Im nördlichen und mittleren Schwarzwald, im Gebiet der Flüsse Nagold, Enz, Murg und Kinzig, gibt es noch Tan­nen- und Fichtenwälder, die so groß und dicht sind, daß es darin immer ein wenig dämmrig ist und es einem schon ein­mal etwas unheimlich werden kann.

Der Schwarzwald war freilich nicht zu allen Zeiten so dicht mit dunklen Nadelbäumen bewachsen.
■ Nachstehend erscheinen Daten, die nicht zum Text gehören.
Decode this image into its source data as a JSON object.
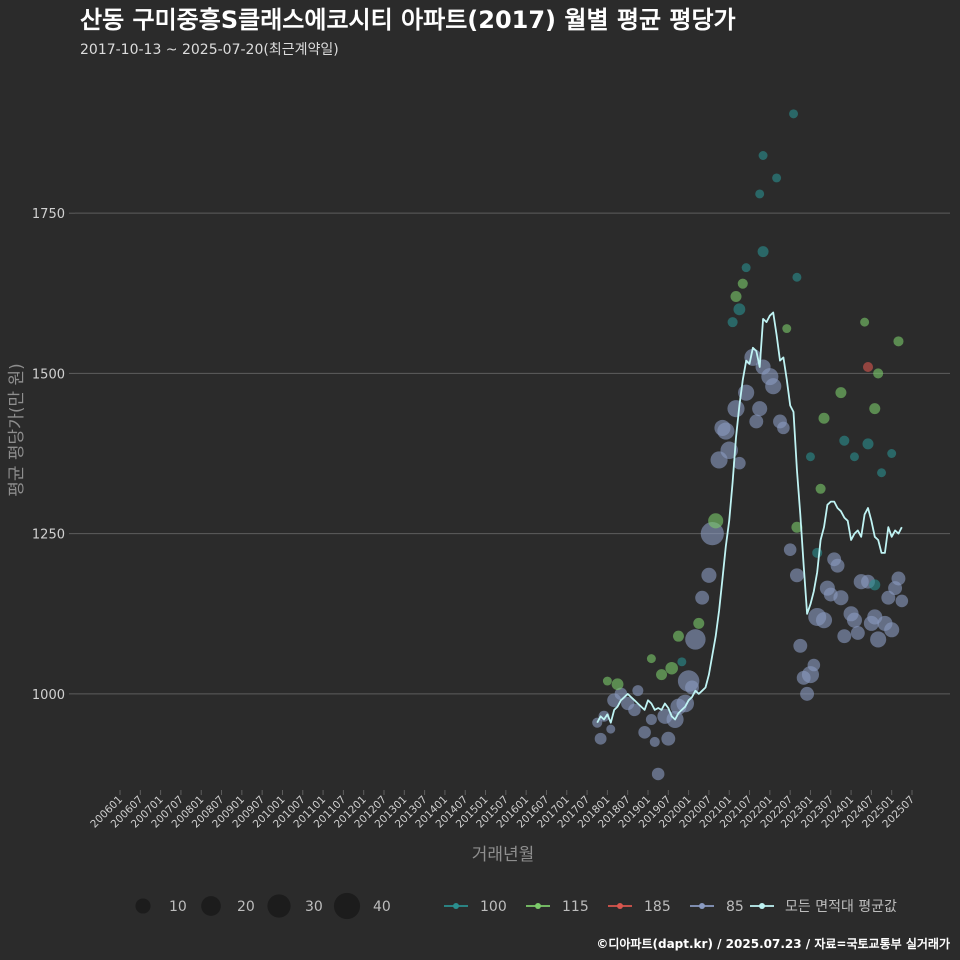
{
  "colors": {
    "background": "#2b2b2b",
    "grid": "#5e5e5e",
    "avg_line": "#bff3f3",
    "s100": "#2a8f8f",
    "s115": "#7ccb6a",
    "s185": "#d9564e",
    "s85": "#8a9bc2",
    "size_legend": "#1c1c1c"
  },
  "chart_data": {
    "type": "scatter",
    "title": "산동 구미중흥S클래스에코시티 아파트(2017) 월별 평균 평당가",
    "subtitle": "2017-10-13 ~ 2025-07-20(최근계약일)",
    "xlabel": "거래년월",
    "ylabel": "평균 평당가(만 원)",
    "x_range": [
      "2006-01",
      "2025-07"
    ],
    "ylim": [
      850,
      1950
    ],
    "yticks": [
      1000,
      1250,
      1500,
      1750
    ],
    "xticks": [
      "200601",
      "200607",
      "200701",
      "200707",
      "200801",
      "200807",
      "200901",
      "200907",
      "201001",
      "201007",
      "201101",
      "201107",
      "201201",
      "201207",
      "201301",
      "201307",
      "201401",
      "201407",
      "201501",
      "201507",
      "201601",
      "201607",
      "201701",
      "201707",
      "201801",
      "201807",
      "201901",
      "201907",
      "202001",
      "202007",
      "202101",
      "202107",
      "202201",
      "202207",
      "202301",
      "202307",
      "202401",
      "202407",
      "202501",
      "202507"
    ],
    "size_legend": [
      10,
      20,
      30,
      40
    ],
    "series_legend": [
      {
        "name": "100",
        "color_key": "s100"
      },
      {
        "name": "115",
        "color_key": "s115"
      },
      {
        "name": "185",
        "color_key": "s185"
      },
      {
        "name": "85",
        "color_key": "s85"
      }
    ],
    "avg_label": "모든 면적대 평균값",
    "avg_line": [
      {
        "x": "2017-10",
        "y": 955
      },
      {
        "x": "2017-11",
        "y": 965
      },
      {
        "x": "2017-12",
        "y": 960
      },
      {
        "x": "2018-01",
        "y": 968
      },
      {
        "x": "2018-02",
        "y": 955
      },
      {
        "x": "2018-03",
        "y": 975
      },
      {
        "x": "2018-04",
        "y": 980
      },
      {
        "x": "2018-05",
        "y": 990
      },
      {
        "x": "2018-06",
        "y": 995
      },
      {
        "x": "2018-07",
        "y": 1000
      },
      {
        "x": "2018-08",
        "y": 995
      },
      {
        "x": "2018-09",
        "y": 990
      },
      {
        "x": "2018-10",
        "y": 985
      },
      {
        "x": "2018-11",
        "y": 980
      },
      {
        "x": "2018-12",
        "y": 975
      },
      {
        "x": "2019-01",
        "y": 990
      },
      {
        "x": "2019-02",
        "y": 985
      },
      {
        "x": "2019-03",
        "y": 975
      },
      {
        "x": "2019-04",
        "y": 978
      },
      {
        "x": "2019-05",
        "y": 975
      },
      {
        "x": "2019-06",
        "y": 985
      },
      {
        "x": "2019-07",
        "y": 978
      },
      {
        "x": "2019-08",
        "y": 965
      },
      {
        "x": "2019-09",
        "y": 960
      },
      {
        "x": "2019-10",
        "y": 970
      },
      {
        "x": "2019-11",
        "y": 975
      },
      {
        "x": "2019-12",
        "y": 980
      },
      {
        "x": "2020-01",
        "y": 990
      },
      {
        "x": "2020-02",
        "y": 995
      },
      {
        "x": "2020-03",
        "y": 1005
      },
      {
        "x": "2020-04",
        "y": 1000
      },
      {
        "x": "2020-05",
        "y": 1005
      },
      {
        "x": "2020-06",
        "y": 1010
      },
      {
        "x": "2020-07",
        "y": 1030
      },
      {
        "x": "2020-08",
        "y": 1060
      },
      {
        "x": "2020-09",
        "y": 1090
      },
      {
        "x": "2020-10",
        "y": 1130
      },
      {
        "x": "2020-11",
        "y": 1180
      },
      {
        "x": "2020-12",
        "y": 1230
      },
      {
        "x": "2021-01",
        "y": 1270
      },
      {
        "x": "2021-02",
        "y": 1330
      },
      {
        "x": "2021-03",
        "y": 1400
      },
      {
        "x": "2021-04",
        "y": 1450
      },
      {
        "x": "2021-05",
        "y": 1490
      },
      {
        "x": "2021-06",
        "y": 1520
      },
      {
        "x": "2021-07",
        "y": 1515
      },
      {
        "x": "2021-08",
        "y": 1540
      },
      {
        "x": "2021-09",
        "y": 1535
      },
      {
        "x": "2021-10",
        "y": 1510
      },
      {
        "x": "2021-11",
        "y": 1585
      },
      {
        "x": "2021-12",
        "y": 1580
      },
      {
        "x": "2022-01",
        "y": 1590
      },
      {
        "x": "2022-02",
        "y": 1595
      },
      {
        "x": "2022-03",
        "y": 1560
      },
      {
        "x": "2022-04",
        "y": 1520
      },
      {
        "x": "2022-05",
        "y": 1525
      },
      {
        "x": "2022-06",
        "y": 1490
      },
      {
        "x": "2022-07",
        "y": 1450
      },
      {
        "x": "2022-08",
        "y": 1440
      },
      {
        "x": "2022-09",
        "y": 1350
      },
      {
        "x": "2022-10",
        "y": 1280
      },
      {
        "x": "2022-11",
        "y": 1200
      },
      {
        "x": "2022-12",
        "y": 1125
      },
      {
        "x": "2023-01",
        "y": 1140
      },
      {
        "x": "2023-02",
        "y": 1160
      },
      {
        "x": "2023-03",
        "y": 1190
      },
      {
        "x": "2023-04",
        "y": 1240
      },
      {
        "x": "2023-05",
        "y": 1260
      },
      {
        "x": "2023-06",
        "y": 1295
      },
      {
        "x": "2023-07",
        "y": 1300
      },
      {
        "x": "2023-08",
        "y": 1300
      },
      {
        "x": "2023-09",
        "y": 1290
      },
      {
        "x": "2023-10",
        "y": 1285
      },
      {
        "x": "2023-11",
        "y": 1275
      },
      {
        "x": "2023-12",
        "y": 1270
      },
      {
        "x": "2024-01",
        "y": 1240
      },
      {
        "x": "2024-02",
        "y": 1250
      },
      {
        "x": "2024-03",
        "y": 1255
      },
      {
        "x": "2024-04",
        "y": 1245
      },
      {
        "x": "2024-05",
        "y": 1280
      },
      {
        "x": "2024-06",
        "y": 1290
      },
      {
        "x": "2024-07",
        "y": 1270
      },
      {
        "x": "2024-08",
        "y": 1245
      },
      {
        "x": "2024-09",
        "y": 1240
      },
      {
        "x": "2024-10",
        "y": 1220
      },
      {
        "x": "2024-11",
        "y": 1220
      },
      {
        "x": "2024-12",
        "y": 1260
      },
      {
        "x": "2025-01",
        "y": 1245
      },
      {
        "x": "2025-02",
        "y": 1255
      },
      {
        "x": "2025-03",
        "y": 1250
      },
      {
        "x": "2025-04",
        "y": 1260
      }
    ],
    "points": [
      {
        "s": "85",
        "x": "2017-10",
        "y": 955,
        "n": 3
      },
      {
        "s": "85",
        "x": "2017-11",
        "y": 930,
        "n": 5
      },
      {
        "s": "85",
        "x": "2017-12",
        "y": 965,
        "n": 4
      },
      {
        "s": "85",
        "x": "2018-02",
        "y": 945,
        "n": 2
      },
      {
        "s": "85",
        "x": "2018-03",
        "y": 990,
        "n": 8
      },
      {
        "s": "85",
        "x": "2018-05",
        "y": 1000,
        "n": 6
      },
      {
        "s": "85",
        "x": "2018-07",
        "y": 985,
        "n": 7
      },
      {
        "s": "85",
        "x": "2018-09",
        "y": 975,
        "n": 6
      },
      {
        "s": "85",
        "x": "2018-10",
        "y": 1005,
        "n": 4
      },
      {
        "s": "85",
        "x": "2018-12",
        "y": 940,
        "n": 6
      },
      {
        "s": "85",
        "x": "2019-02",
        "y": 960,
        "n": 4
      },
      {
        "s": "85",
        "x": "2019-03",
        "y": 925,
        "n": 3
      },
      {
        "s": "85",
        "x": "2019-04",
        "y": 875,
        "n": 6
      },
      {
        "s": "85",
        "x": "2019-06",
        "y": 965,
        "n": 10
      },
      {
        "s": "85",
        "x": "2019-07",
        "y": 930,
        "n": 8
      },
      {
        "s": "85",
        "x": "2019-09",
        "y": 960,
        "n": 14
      },
      {
        "s": "85",
        "x": "2019-10",
        "y": 980,
        "n": 12
      },
      {
        "s": "85",
        "x": "2019-12",
        "y": 985,
        "n": 15
      },
      {
        "s": "85",
        "x": "2020-01",
        "y": 1020,
        "n": 25
      },
      {
        "s": "85",
        "x": "2020-02",
        "y": 1010,
        "n": 8
      },
      {
        "s": "85",
        "x": "2020-03",
        "y": 1085,
        "n": 22
      },
      {
        "s": "85",
        "x": "2020-05",
        "y": 1150,
        "n": 8
      },
      {
        "s": "85",
        "x": "2020-07",
        "y": 1185,
        "n": 10
      },
      {
        "s": "85",
        "x": "2020-08",
        "y": 1250,
        "n": 30
      },
      {
        "s": "85",
        "x": "2020-10",
        "y": 1365,
        "n": 14
      },
      {
        "s": "85",
        "x": "2020-11",
        "y": 1415,
        "n": 12
      },
      {
        "s": "85",
        "x": "2020-12",
        "y": 1410,
        "n": 14
      },
      {
        "s": "85",
        "x": "2021-01",
        "y": 1380,
        "n": 15
      },
      {
        "s": "85",
        "x": "2021-03",
        "y": 1445,
        "n": 14
      },
      {
        "s": "85",
        "x": "2021-04",
        "y": 1360,
        "n": 6
      },
      {
        "s": "85",
        "x": "2021-06",
        "y": 1470,
        "n": 12
      },
      {
        "s": "85",
        "x": "2021-08",
        "y": 1525,
        "n": 14
      },
      {
        "s": "85",
        "x": "2021-09",
        "y": 1425,
        "n": 8
      },
      {
        "s": "85",
        "x": "2021-10",
        "y": 1445,
        "n": 10
      },
      {
        "s": "85",
        "x": "2021-11",
        "y": 1510,
        "n": 10
      },
      {
        "s": "85",
        "x": "2022-01",
        "y": 1495,
        "n": 14
      },
      {
        "s": "85",
        "x": "2022-02",
        "y": 1480,
        "n": 12
      },
      {
        "s": "85",
        "x": "2022-04",
        "y": 1425,
        "n": 8
      },
      {
        "s": "85",
        "x": "2022-05",
        "y": 1415,
        "n": 6
      },
      {
        "s": "85",
        "x": "2022-07",
        "y": 1225,
        "n": 6
      },
      {
        "s": "85",
        "x": "2022-09",
        "y": 1185,
        "n": 8
      },
      {
        "s": "85",
        "x": "2022-10",
        "y": 1075,
        "n": 8
      },
      {
        "s": "85",
        "x": "2022-11",
        "y": 1025,
        "n": 8
      },
      {
        "s": "85",
        "x": "2022-12",
        "y": 1000,
        "n": 8
      },
      {
        "s": "85",
        "x": "2023-01",
        "y": 1030,
        "n": 14
      },
      {
        "s": "85",
        "x": "2023-02",
        "y": 1045,
        "n": 6
      },
      {
        "s": "85",
        "x": "2023-03",
        "y": 1120,
        "n": 16
      },
      {
        "s": "85",
        "x": "2023-05",
        "y": 1115,
        "n": 12
      },
      {
        "s": "85",
        "x": "2023-06",
        "y": 1165,
        "n": 10
      },
      {
        "s": "85",
        "x": "2023-07",
        "y": 1155,
        "n": 8
      },
      {
        "s": "85",
        "x": "2023-08",
        "y": 1210,
        "n": 8
      },
      {
        "s": "85",
        "x": "2023-09",
        "y": 1200,
        "n": 8
      },
      {
        "s": "85",
        "x": "2023-10",
        "y": 1150,
        "n": 10
      },
      {
        "s": "85",
        "x": "2023-11",
        "y": 1090,
        "n": 8
      },
      {
        "s": "85",
        "x": "2024-01",
        "y": 1125,
        "n": 10
      },
      {
        "s": "85",
        "x": "2024-02",
        "y": 1115,
        "n": 10
      },
      {
        "s": "85",
        "x": "2024-03",
        "y": 1095,
        "n": 8
      },
      {
        "s": "85",
        "x": "2024-04",
        "y": 1175,
        "n": 10
      },
      {
        "s": "85",
        "x": "2024-06",
        "y": 1175,
        "n": 8
      },
      {
        "s": "85",
        "x": "2024-07",
        "y": 1110,
        "n": 10
      },
      {
        "s": "85",
        "x": "2024-08",
        "y": 1120,
        "n": 10
      },
      {
        "s": "85",
        "x": "2024-09",
        "y": 1085,
        "n": 12
      },
      {
        "s": "85",
        "x": "2024-11",
        "y": 1110,
        "n": 10
      },
      {
        "s": "85",
        "x": "2024-12",
        "y": 1150,
        "n": 8
      },
      {
        "s": "85",
        "x": "2025-01",
        "y": 1100,
        "n": 10
      },
      {
        "s": "85",
        "x": "2025-02",
        "y": 1165,
        "n": 8
      },
      {
        "s": "85",
        "x": "2025-03",
        "y": 1180,
        "n": 8
      },
      {
        "s": "85",
        "x": "2025-04",
        "y": 1145,
        "n": 6
      },
      {
        "s": "115",
        "x": "2018-01",
        "y": 1020,
        "n": 2
      },
      {
        "s": "115",
        "x": "2018-04",
        "y": 1015,
        "n": 5
      },
      {
        "s": "115",
        "x": "2019-02",
        "y": 1055,
        "n": 2
      },
      {
        "s": "115",
        "x": "2019-05",
        "y": 1030,
        "n": 4
      },
      {
        "s": "115",
        "x": "2019-08",
        "y": 1040,
        "n": 6
      },
      {
        "s": "115",
        "x": "2019-10",
        "y": 1090,
        "n": 4
      },
      {
        "s": "115",
        "x": "2020-04",
        "y": 1110,
        "n": 4
      },
      {
        "s": "115",
        "x": "2020-09",
        "y": 1270,
        "n": 10
      },
      {
        "s": "115",
        "x": "2021-03",
        "y": 1620,
        "n": 4
      },
      {
        "s": "115",
        "x": "2021-05",
        "y": 1640,
        "n": 3
      },
      {
        "s": "115",
        "x": "2022-06",
        "y": 1570,
        "n": 2
      },
      {
        "s": "115",
        "x": "2022-09",
        "y": 1260,
        "n": 4
      },
      {
        "s": "115",
        "x": "2023-04",
        "y": 1320,
        "n": 3
      },
      {
        "s": "115",
        "x": "2023-05",
        "y": 1430,
        "n": 4
      },
      {
        "s": "115",
        "x": "2023-10",
        "y": 1470,
        "n": 4
      },
      {
        "s": "115",
        "x": "2024-08",
        "y": 1445,
        "n": 4
      },
      {
        "s": "115",
        "x": "2024-09",
        "y": 1500,
        "n": 3
      },
      {
        "s": "115",
        "x": "2025-03",
        "y": 1550,
        "n": 3
      },
      {
        "s": "115",
        "x": "2024-05",
        "y": 1580,
        "n": 2
      },
      {
        "s": "100",
        "x": "2019-11",
        "y": 1050,
        "n": 2
      },
      {
        "s": "100",
        "x": "2021-02",
        "y": 1580,
        "n": 3
      },
      {
        "s": "100",
        "x": "2021-04",
        "y": 1600,
        "n": 5
      },
      {
        "s": "100",
        "x": "2021-06",
        "y": 1665,
        "n": 2
      },
      {
        "s": "100",
        "x": "2021-10",
        "y": 1780,
        "n": 2
      },
      {
        "s": "100",
        "x": "2021-11",
        "y": 1690,
        "n": 4
      },
      {
        "s": "100",
        "x": "2022-03",
        "y": 1805,
        "n": 2
      },
      {
        "s": "100",
        "x": "2022-08",
        "y": 1905,
        "n": 2
      },
      {
        "s": "100",
        "x": "2022-09",
        "y": 1650,
        "n": 2
      },
      {
        "s": "100",
        "x": "2023-01",
        "y": 1370,
        "n": 2
      },
      {
        "s": "100",
        "x": "2023-03",
        "y": 1220,
        "n": 3
      },
      {
        "s": "100",
        "x": "2023-11",
        "y": 1395,
        "n": 3
      },
      {
        "s": "100",
        "x": "2024-02",
        "y": 1370,
        "n": 2
      },
      {
        "s": "100",
        "x": "2024-06",
        "y": 1390,
        "n": 4
      },
      {
        "s": "100",
        "x": "2024-08",
        "y": 1170,
        "n": 4
      },
      {
        "s": "100",
        "x": "2024-10",
        "y": 1345,
        "n": 2
      },
      {
        "s": "100",
        "x": "2025-01",
        "y": 1375,
        "n": 2
      },
      {
        "s": "100",
        "x": "2021-11",
        "y": 1840,
        "n": 2
      },
      {
        "s": "185",
        "x": "2024-06",
        "y": 1510,
        "n": 3
      }
    ]
  },
  "caption": "©디아파트(dapt.kr) / 2025.07.23 / 자료=국토교통부 실거래가"
}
Früher gab es viel mehr lichten Laubwald. Die heutigen Nadelholzplan­tagen wurden zum großen Teil erst vor etwa zwei Jahrhun­derten angepflanzt. Damals war der Schwarzwald nämlich fast kahl geworden. Sein Wald war von den Holzfällern ge­fällt und den Flößern fortgebracht, von den Köhlern zu Holzkohle für die aufkommende Industrie verschwelt und von den Glasmachern zum Heizen der Öfen und zur Pott­aschegewinnung verbrannt worden. Das hatte zu einem Waldsterben geführt, dem man dann durch große Auffor­stungsaktionen begegnete.

Heute ist der Schwarzwald durch ein andersartiges Wald­sterben bedroht: Der saure Regen, der aus den Industrie-, Auto- und Hausabgasen entsteht, macht die Bäume krank.